O debate é tão importante que políticos procuram adiá-lo para os dias que antecedem as eleições. No debate temem “afirmar que é João Batista, que é Elias, ou, ainda, que é Jeremias”.
Anteriormente o Núcleo Espírita Universitário do Rio de Janeiro usou o debate para estimular o voto consciente. Na Revista Internacional de Espiritismo fez o confronto entre duas postulantes à câmara dos deputados. Hoje é necessário voltar ao debate. Por isso, convidamos ao leitor a rever aquele diálogo(2).
Na TV duas candidatas discutem tema de grande interesse. No final você pode acabar mudando o voto. Cabe lembrar que se a justiça do candidato não exceder as dos escribas e dos fariseus, ele não deve entrar nem na Câmara nem no Senado.
Seus currículos se equivalem e nunca foram encontradas ligadas a atos de corrupção, não sendo do nosso conhecimento nenhum fato que desabone suas condutas. Com esse pano de fundo devemos informar que uma delas havia enfrentado, com muita angústia, um aborto espontâneo. Embora de mesmo credo apresentam posições antagônicas.
Sim, são materialistas. Muitos têm fé no niilismo e acreditam na inexistência de vida após a morte, embora esta tese seja defendida sem nenhuma evidência experimental que a suporte. Até hoje ninguém provou que não existe vida depois da morte, mas, alguns defendem quase fanaticamente essa idéia. Aliás, dos fanáticos não sei qual o pior! As pessoas de credo materialista acreditam no nada, geralmente se recusam a olhar pela janela espiritualista, que fica no lado oposto do cômodo. O fanático materialista é cego às evidências científicas acumuladas e que apontam na outra direção.
“Richet disse que uma boa e completa experiência vale por cem observações, e acrescentaremos: vale dez mil negações, ainda mesmo quando essas negações emanassem de sumidades de maior notoriedade, se estas não se dignassem a repetir as experiências e demonstrar-lhes a falsidade” (Gabriel Delanne, 1893)
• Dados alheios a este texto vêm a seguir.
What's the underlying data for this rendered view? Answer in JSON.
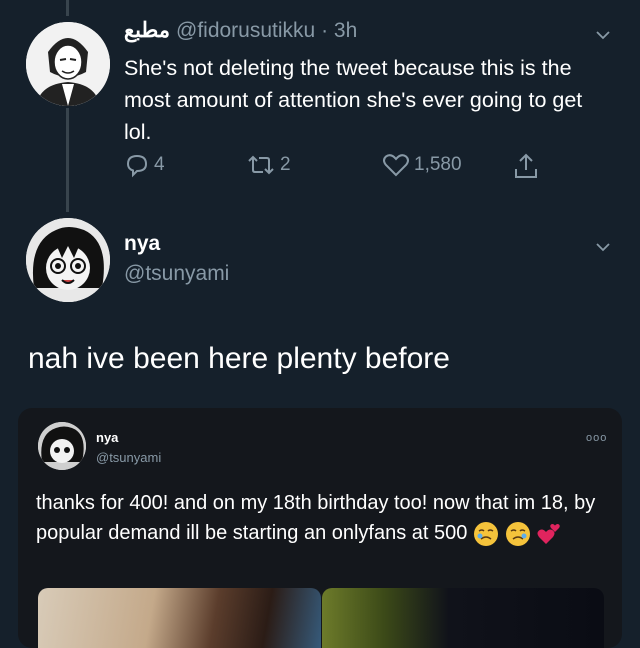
{
  "tweet1": {
    "display_name": "مطبع",
    "handle": "@fidorusutikku",
    "separator": "·",
    "time": "3h",
    "text": "She's not deleting the tweet because this is the most amount of attention she's ever going to get lol.",
    "replies": "4",
    "retweets": "2",
    "likes": "1,580",
    "icons": {
      "reply": "reply-icon",
      "retweet": "retweet-icon",
      "like": "heart-icon",
      "share": "share-icon",
      "menu": "chevron-down-icon"
    }
  },
  "tweet2": {
    "display_name": "nya",
    "handle": "@tsunyami",
    "text": "nah ive been here plenty before"
  },
  "quoted": {
    "display_name": "nya",
    "handle": "@tsunyami",
    "more": "ooo",
    "text": "thanks for 400! and on my 18th birthday too! now that im 18, by popular demand ill be starting an onlyfans at 500"
  },
  "colors": {
    "background": "#15202b",
    "secondary_text": "#8899a6",
    "quote_card": "#14171c",
    "heart_emoji": "#e0245e"
  }
}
Voltemos ao diálogo entre as duas senhoras (candidatas).
Uma opinião apresentada por uma delas, a de que o aborto é um direito, foi o que nos chamou a atenção. Vivemos nos equilibrando entre direitos e deveres!
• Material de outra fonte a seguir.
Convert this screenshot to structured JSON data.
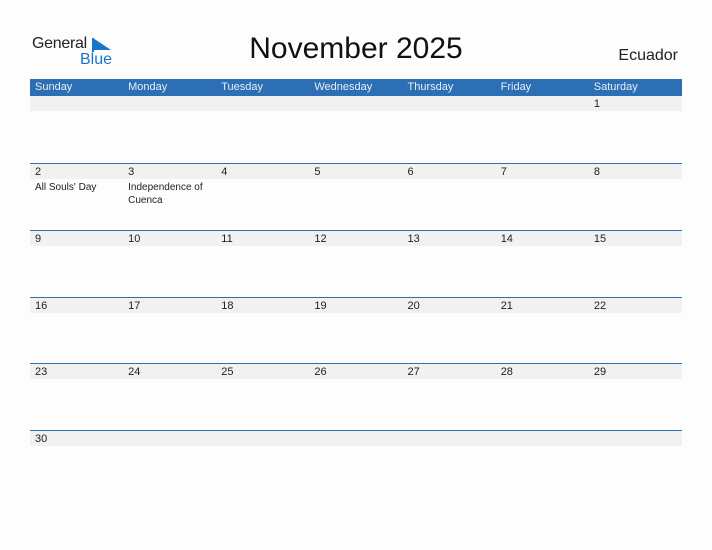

Disse: “a campanha pela legalização do aborto deve seguir na direção pura e simples do direito de abortar, não necessitando a mulher explicar que há problemas com o feto ou que foi estuprada. O aborto não deve ser considerado crime e o argumento que invoco é um só. A mulher pode dizer que não quer este filho e que seu corpo lhe pertence. Este é o projeto de lei pelo qual anseiam as mulheres.”
Diz a outra: “mas, aqui o direito de um implica na morte do outro. Não podemos auto-atribuirmos a decisão e a ação de matar o outro. Isto é questão de poder acumpliciado a uma licença ética. É exatamente o que se dá com o político que leva o povo à guerra; dá-se ainda com o terrorista, com o torturador, com os assassinos de todos os matizes. Poder e não-ética associados produzem todas as lesões ao outro: o roubo, a censura, o seqüestro, a lista é longa”.
Léon Denis, que foi um orador brilhante, fez uma conferência em Tours, na sala do Cirque e posteriormente em Orléans, na sala do Instituto, em fevereiro e abril, respectivamente. A acolhida que lhe foi feita e o convite insistente, de um grande número de ouvintes permitiram que hoje pudéssemos estudá-lo. Nele Denis diz: “nós que desejamos uma ordem social baseada na Justiça e na Liberdade, façamos inicialmente, justos e virtuosos a nós mesmos, tornemos nossos corações livres, as razões esclarecidas, os costumes dignos, as consciências honestas e marchemos nós, em frente, sem fraquejar.”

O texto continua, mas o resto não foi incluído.